Es ist das erste Mal in der Geschichte der Einwanderernation USA, dass eine Sprache nicht einfach verschwindet. Das Deutsch, das Französisch, die asiatischen Sprachen, alle machten sie in nur zwei oder drei Generationen endgültig dem Englischen Platz. Nicht so das starke Spanisch. Die USA ist mittlerweile die Nummer 2 auf der Liste der Länder, in denen die 470 Millionen von Hause aus Spanischsprechenden leben.

Mit knapp 53 Millionen spanischsprachigen Einwohnern – 41 Millionen Muttersprachlern und 11,6 Millionen, die Spanisch und Englisch gleichermassen beherrschen – liegen die Vereinigten Staaten hinter Mexico (121 Millionen) und vor Spanien (45 Millionen).
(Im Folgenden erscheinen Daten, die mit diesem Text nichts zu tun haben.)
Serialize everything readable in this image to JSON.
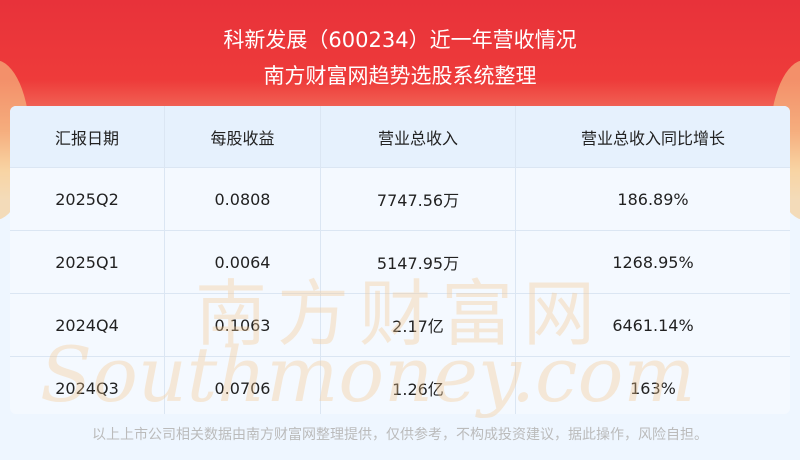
{
  "header": {
    "title": "科新发展（600234）近一年营收情况",
    "subtitle": "南方财富网趋势选股系统整理"
  },
  "table": {
    "columns": [
      "汇报日期",
      "每股收益",
      "营业总收入",
      "营业总收入同比增长"
    ],
    "rows": [
      [
        "2025Q2",
        "0.0808",
        "7747.56万",
        "186.89%"
      ],
      [
        "2025Q1",
        "0.0064",
        "5147.95万",
        "1268.95%"
      ],
      [
        "2024Q4",
        "0.1063",
        "2.17亿",
        "6461.14%"
      ],
      [
        "2024Q3",
        "0.0706",
        "1.26亿",
        "163%"
      ]
    ]
  },
  "watermark": {
    "cn": "南方财富网",
    "en": "Southmoney.com"
  },
  "footer": "以上上市公司相关数据由南方财富网整理提供，仅供参考，不构成投资建议，据此操作，风险自担。",
  "colors": {
    "banner": "#e8323a",
    "header_row": "#e6f1fd",
    "body_bg": "#eef6ff"
  }
}
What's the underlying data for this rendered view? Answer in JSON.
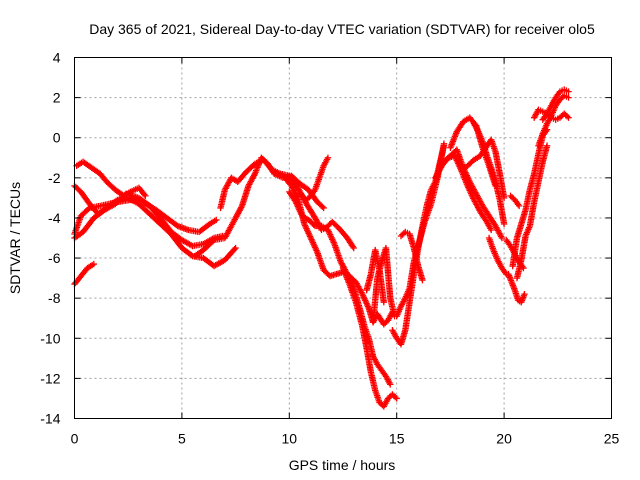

Keine Sprache wächst so schnell in den USA, wie das Spanisch. von 11 Millionen 1980 auf die besagten 53 Millionen heute, nur 35 Jahre später. Und dem Spanisch gehört die Zukunft. in weiteren 35 Jahren, im Jahr 2050, werden – so die Schätzungen – 138 Millionen US-Amerikaner und Einwanderer spanisch sprechen. In Teilen des Südens der USA – New Mexico, Arizona, Texas – ist bereits jetzt knapp die Hälfte der Einwohner spanischsprachig. Selbst in der Stadt New York sind es 18 Prozent.